In October, I argued that the leasing scheme was a bad idea, but I also argued against the referendum approach for deciding issues. America, I noted, is a republic and in a republic we elect representatives to make decisions. When everything is subject to voter approval, government works about as well as it does in California, where ballot initiatives have created more chaos and woe than healthy democracy.

In any case, the ballot question approach to the water leasing plan is a hot item in Allentown, just as it was when the fluoridation plan was advanced in the 1990s. Efforts to put that plan on the ballot were stomped to death by city officials and fluorides have been added to city water ever since.

I have long opposed fluoridation of public water for two reasons.

First, the entire fluoridation movement began because of an enormously corrupt hoax engineered by government and industry people who wanted to find a way to get rid of a toxic byproduct.
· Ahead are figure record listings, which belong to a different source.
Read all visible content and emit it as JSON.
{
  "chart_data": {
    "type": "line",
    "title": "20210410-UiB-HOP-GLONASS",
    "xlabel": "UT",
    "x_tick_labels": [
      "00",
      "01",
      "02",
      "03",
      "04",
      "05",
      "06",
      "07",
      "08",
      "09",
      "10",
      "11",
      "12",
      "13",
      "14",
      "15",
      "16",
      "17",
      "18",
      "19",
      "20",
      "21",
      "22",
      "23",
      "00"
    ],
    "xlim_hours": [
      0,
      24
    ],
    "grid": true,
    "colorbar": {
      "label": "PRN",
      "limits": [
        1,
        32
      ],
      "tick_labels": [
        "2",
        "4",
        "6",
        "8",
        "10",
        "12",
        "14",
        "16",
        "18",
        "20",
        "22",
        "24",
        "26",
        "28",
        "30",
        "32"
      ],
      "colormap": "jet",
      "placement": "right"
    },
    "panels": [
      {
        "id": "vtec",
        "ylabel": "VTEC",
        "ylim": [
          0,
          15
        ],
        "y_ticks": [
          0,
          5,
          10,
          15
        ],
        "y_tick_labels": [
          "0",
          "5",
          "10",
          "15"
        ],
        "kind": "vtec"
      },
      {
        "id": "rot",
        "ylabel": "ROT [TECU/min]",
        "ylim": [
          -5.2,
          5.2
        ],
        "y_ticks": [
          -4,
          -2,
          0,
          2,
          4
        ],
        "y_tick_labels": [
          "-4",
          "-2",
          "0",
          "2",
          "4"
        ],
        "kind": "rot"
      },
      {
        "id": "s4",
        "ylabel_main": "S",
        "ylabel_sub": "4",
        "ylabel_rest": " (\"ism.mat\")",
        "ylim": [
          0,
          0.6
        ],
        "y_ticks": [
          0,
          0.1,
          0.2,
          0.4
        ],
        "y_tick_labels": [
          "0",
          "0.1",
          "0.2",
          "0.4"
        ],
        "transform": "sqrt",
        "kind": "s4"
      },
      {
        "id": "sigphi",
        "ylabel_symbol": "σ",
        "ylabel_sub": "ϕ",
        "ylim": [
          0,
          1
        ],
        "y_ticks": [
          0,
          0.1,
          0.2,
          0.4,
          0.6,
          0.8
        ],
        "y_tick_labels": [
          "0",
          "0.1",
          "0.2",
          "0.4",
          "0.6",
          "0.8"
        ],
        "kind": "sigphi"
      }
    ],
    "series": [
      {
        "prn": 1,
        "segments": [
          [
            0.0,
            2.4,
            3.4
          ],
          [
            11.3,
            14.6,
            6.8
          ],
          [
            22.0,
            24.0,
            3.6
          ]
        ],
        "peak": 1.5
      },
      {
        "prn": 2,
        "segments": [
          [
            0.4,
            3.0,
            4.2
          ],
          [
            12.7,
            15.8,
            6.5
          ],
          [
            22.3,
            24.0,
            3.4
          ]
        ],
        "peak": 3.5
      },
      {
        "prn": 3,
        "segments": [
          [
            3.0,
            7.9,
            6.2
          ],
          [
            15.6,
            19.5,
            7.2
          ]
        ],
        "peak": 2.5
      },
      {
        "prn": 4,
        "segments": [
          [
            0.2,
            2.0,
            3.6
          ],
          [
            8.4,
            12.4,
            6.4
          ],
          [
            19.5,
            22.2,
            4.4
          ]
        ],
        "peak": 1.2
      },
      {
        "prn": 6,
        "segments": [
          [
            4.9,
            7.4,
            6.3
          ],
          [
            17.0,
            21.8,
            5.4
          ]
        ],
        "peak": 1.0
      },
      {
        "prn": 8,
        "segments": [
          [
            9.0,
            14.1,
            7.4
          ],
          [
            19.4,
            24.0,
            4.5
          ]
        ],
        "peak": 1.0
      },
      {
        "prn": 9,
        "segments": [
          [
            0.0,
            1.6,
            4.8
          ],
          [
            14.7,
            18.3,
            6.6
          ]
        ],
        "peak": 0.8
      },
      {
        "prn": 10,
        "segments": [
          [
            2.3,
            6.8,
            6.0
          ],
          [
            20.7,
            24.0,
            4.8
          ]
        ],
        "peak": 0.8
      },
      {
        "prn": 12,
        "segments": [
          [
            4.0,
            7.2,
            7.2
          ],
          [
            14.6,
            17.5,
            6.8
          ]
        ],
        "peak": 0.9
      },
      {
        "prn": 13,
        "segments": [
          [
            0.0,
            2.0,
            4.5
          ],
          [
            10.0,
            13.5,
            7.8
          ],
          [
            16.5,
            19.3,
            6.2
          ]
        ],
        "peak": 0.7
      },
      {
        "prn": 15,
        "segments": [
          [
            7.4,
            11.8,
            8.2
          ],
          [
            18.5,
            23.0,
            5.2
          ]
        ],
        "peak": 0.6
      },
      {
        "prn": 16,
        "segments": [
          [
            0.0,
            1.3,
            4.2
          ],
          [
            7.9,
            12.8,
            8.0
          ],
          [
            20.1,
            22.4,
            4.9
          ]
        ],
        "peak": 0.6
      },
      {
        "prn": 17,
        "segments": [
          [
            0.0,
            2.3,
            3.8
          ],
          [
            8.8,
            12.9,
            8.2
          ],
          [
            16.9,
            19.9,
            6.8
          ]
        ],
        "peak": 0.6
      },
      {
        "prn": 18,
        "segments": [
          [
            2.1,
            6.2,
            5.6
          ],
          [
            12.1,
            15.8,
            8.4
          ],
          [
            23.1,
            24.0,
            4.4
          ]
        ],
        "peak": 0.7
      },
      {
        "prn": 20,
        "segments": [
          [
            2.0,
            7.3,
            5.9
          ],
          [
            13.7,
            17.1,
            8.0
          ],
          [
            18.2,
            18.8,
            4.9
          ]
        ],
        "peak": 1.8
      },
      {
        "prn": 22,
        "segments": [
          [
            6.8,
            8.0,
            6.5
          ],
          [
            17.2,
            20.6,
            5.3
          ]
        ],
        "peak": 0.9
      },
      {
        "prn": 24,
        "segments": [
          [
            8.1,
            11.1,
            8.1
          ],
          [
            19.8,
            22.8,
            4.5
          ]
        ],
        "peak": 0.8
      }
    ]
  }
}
They came up with a successful crusade to sell it, reminiscent of Milo Minderbinder’s plan to sell chocolate-covered cotton in “Catch 22.”

Second, it’s a matter of principle. If you can justify governmental imposition of medication (supposedly aimed at tooth decay) by force, you can justify any forced medication, from birth control to Ritalin.

Such views have not always been received kindly, to put it mildly.

The late Charles Snelling, a prominent Lehigh Valley political and business leader, said in a 1998 column that my “diatribe” on fluoridation was “paranoid and demented.” A dentist, Jay Cohen, wrote a letter to the editor a few months later accusing me of advancing “irrational arguments supported by junk science.”

Since then, the credibility of fluoridation advocates has taken a beating.

In 2004, a book by acclaimed author Christopher Bryson confirmed what I had said all along about the fluoridation hoax. “The Fluoride Deception” documented and provided details about how the campaign to fluoridate public water actually came about.

Research showing that fluoridation was harmful or useless for dental health was suppressed and the campaign began in earnest with the production of nuclear weapons and the difficulty in getting rid of highly toxic byproducts (mainly fluorides). Similar problems affected other industries, especially aluminum manufacturing. Commercial fluoridation succeeded, Bryson found, after enormous industrial funding of the American Dental Association.

In most nations, the Milo Minderbinder schemes to sell the pollutant did not work.

Enlightened countries have almost eliminated forced fluoridation — Belgium, all of the Scandinavian countries, France, Germany, Japan, Switzerland and so forth. Ninety-nine percent of Western Europe has rejected it on principle or for scientific reasons. In 2006, Israel suspended fluoridation based on studies that showed it does more harm than good.

Similar trends are appearing in some American communities. Albuquerque got rid of it just last year and fluoridation pushers in Portland, Ore., face a referendum on it next year.

The industry that sells fluorides in America is powerful, however, and it’s nearly impossible to get politicians to reverse themselves. They’d rather stick needles in their eyes than admit they were wrong about something — for many years.

Still, if people in Allentown insist on ballot initiatives to decide water issues, why stop with just the leasing flap?

Paul Carpenter’s commentary appears Sundays, Wednesdays and Fridays.